L’approche univoque est remise en cause par les travaux de Roussillon (2006, 2007, 2008) pour qui les processus inconscients recèlent un certain niveau de pensée et de réflexivité. Elle est problématisée très tôt dans les travaux de Freud, L’Esquisse (1895), dans les premiers travaux sur le narcissisme (Freud, 1914) et sur la formation de l’idéal du Moi (Freud, 1921, 1923 ; Lagache, 1958). Elle fonde le processus clinique de la démarche analytique, lequel procède par boucles réflexives. Le travail de la réflexivité est aussi assigné par la dimension analytique et ce indépendamment de toute démarche analytique.

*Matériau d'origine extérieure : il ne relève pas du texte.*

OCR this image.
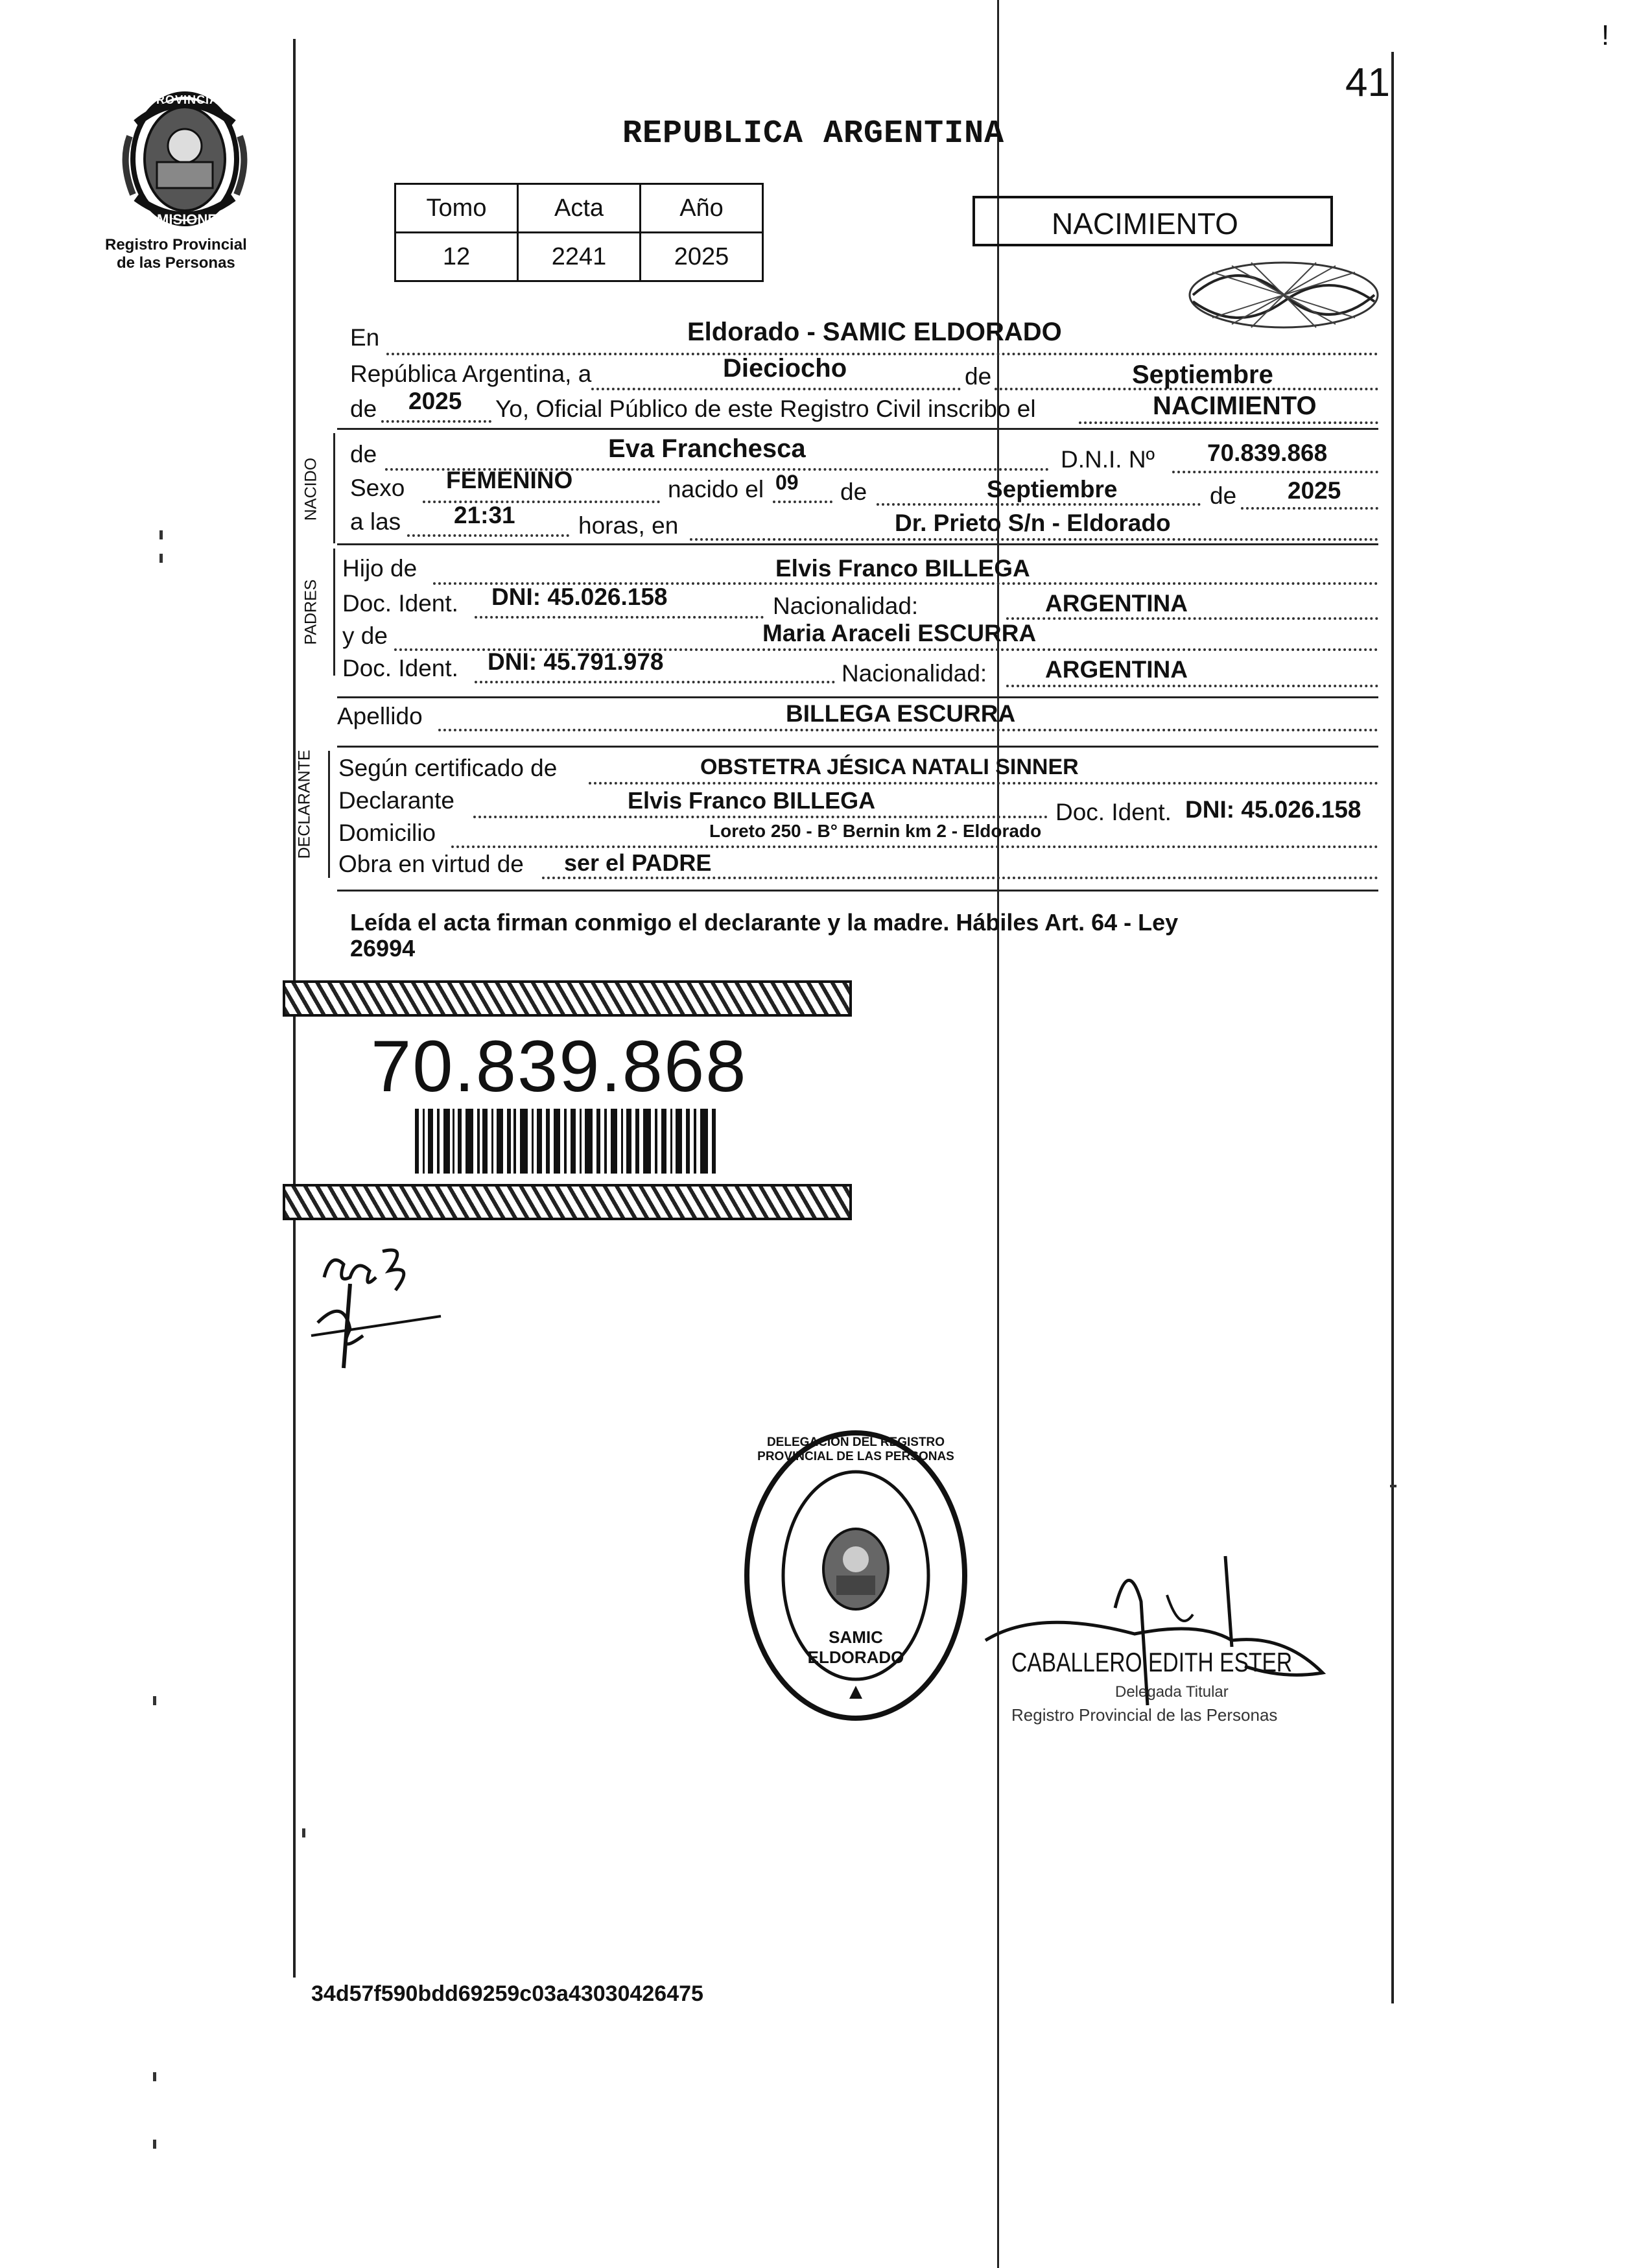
!
41
PROVINCIA DE
MISIONES
Registro Provincial
de las Personas
REPUBLICA ARGENTINA
Tomo	Acta	Año
12	2241	2025
NACIMIENTO
En	Eldorado - SAMIC ELDORADO
República Argentina, a	Dieciocho	de	Septiembre
de 2025 Yo, Oficial Público de este Registro Civil inscribo el	NACIMIENTO
NACIDO
de	Eva Franchesca	D.N.I. Nº 70.839.868
Sexo FEMENINO	nacido el 09 de	Septiembre	de 2025
a las 21:31	horas, en	Dr. Prieto S/n - Eldorado
PADRES
Hijo de	Elvis Franco BILLEGA
Doc. Ident. DNI: 45.026.158	Nacionalidad:	ARGENTINA
y de	Maria Araceli ESCURRA
Doc. Ident. DNI: 45.791.978	Nacionalidad: ARGENTINA
Apellido	BILLEGA ESCURRA
DECLARANTE Según certificado de	OBSTETRA JÉSICA NATALI SINNER
Declarante	Elvis Franco BILLEGA	Doc. Ident. DNI: 45.026.158
Domicilio	Loreto 250 - B° Bernin km 2 - Eldorado
Obra en virtud de ser el PADRE
Leída el acta firman conmigo el declarante y la madre. Hábiles Art. 64 - Ley
26994
70.839.868
DELEGACION DEL REGISTRO PROVINCIAL DE LAS PERSONAS
SAMIC ELDORADO	CABALLERO EDITH ESTER
Delegada Titular
Registro Provincial de las Personas
34d57f590bdd69259c03a43030426475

Les apports de la psychanalyse soulignent, par exemple, que les pensées trouvent leur origine dans des souvenirs remaniés, (ré)élaborés, ce qui interroge donc leur pertinence. Le sujet ne se voit pas dans le souvenir car il n’est pas en extériorité, mais se souviens de l’intérieur (Roussillon, 2008 : 6). Il est établi par les premiers travaux de Freud que la réflexivité intervient dans le fonctionnement des processus délirants, la psychose et la perversion. Roussillon problématise la réflexivité en psychanalyse à partir de ses recherches sur le paradoxe, la paradoxalité et la transitionnalité, dans le prolongement des travaux de Bion et de Winnicott. Dans le courant lacanien (Lacan, 1936, 1949), on peut faire référence aux travaux sur le stade du miroir. La réflexivité naît dans le développement de la capacité de l’infans à se réfléchir dans la relation avec sa mère, puis avec son entourage (Aulagnier, 1975). Dans la perspective ouverte par les travaux de Green et de Donnet (1973), Roussillon montre que la représentation doit se représenter elle-même pour que la psyché fonctionne normalement. Il n’est pas suffisant que la représentation représente (Ibid. : 2008 : 7). La réflexivité est en outre à la base de l’introjection de l’expérience subjective (qui permet l’appropriation, l’accommodation, l’adaptation), de la capacité à se considérer du point de vue de l’autre (altérité), de saisir ce qui sépare et unit, de la formation du symbolique et des signifiants. La réflexivité est inséparable des liens qui structurent la relation du sujet aux objets que son investissement sollicite. La réflexivité est consubstantielle dans la relation psychique et à ce titre de l’activité psychique transitionnelle. Elle assigne la dimension cognitive.